The interest is due to my own '77 Binder and its rust/clearance issues. I have been looking for cut-out extended flares for nearly 7 years. When I first read the article I realized that they were exactly what I'd been searching for.
The dilemma is that the article does not indicate for which vehicle they were originally made. After considerable research among flare manufacturers, the nearest I can figure is that they are off a '70-something fullsize Chevy pickup.

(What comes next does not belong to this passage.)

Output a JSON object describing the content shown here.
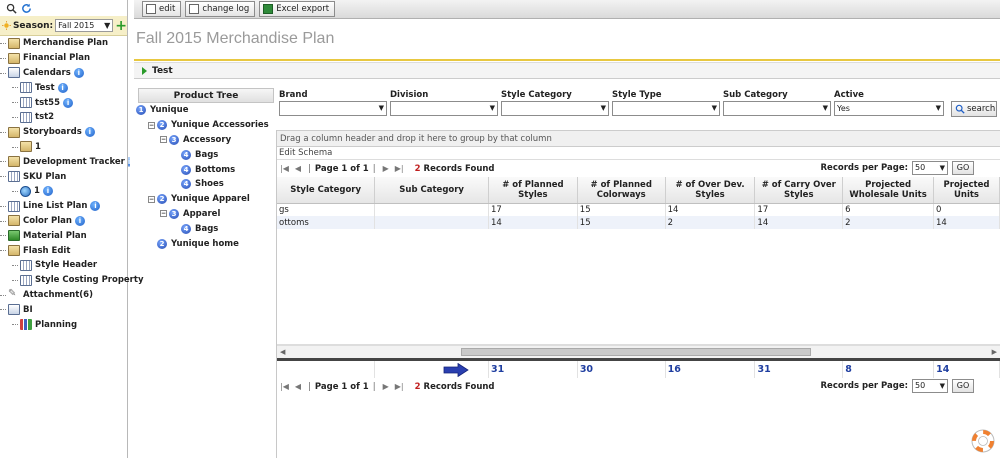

I've made several attempts to track down the owner via the white pages and have been unsuccessful. If you could help I would be very grateful, either by telling me exactly which flare they are, or better yet, putting me in contact with the owner. Either of these could save me from purchasing the wrong parts. Scouts, as I am sure you are well aware, are not very easy to find parts for, especially for modification.
Shannon H. Hicks
Editor: Sorry can't help you with a phone number or address and it's not our policy to pass on that information. However, if I remember right, those looked like the Scout flares that are available from Bushwacker (www.bushwacker.com). Now a long, long time ago I used some Bushwacker early Chevy Blazer cut-out type flares on an IH pickup. They actually fit pretty darn good in that they were never designed for that truck. Would they fit on your Scout? I have no idea.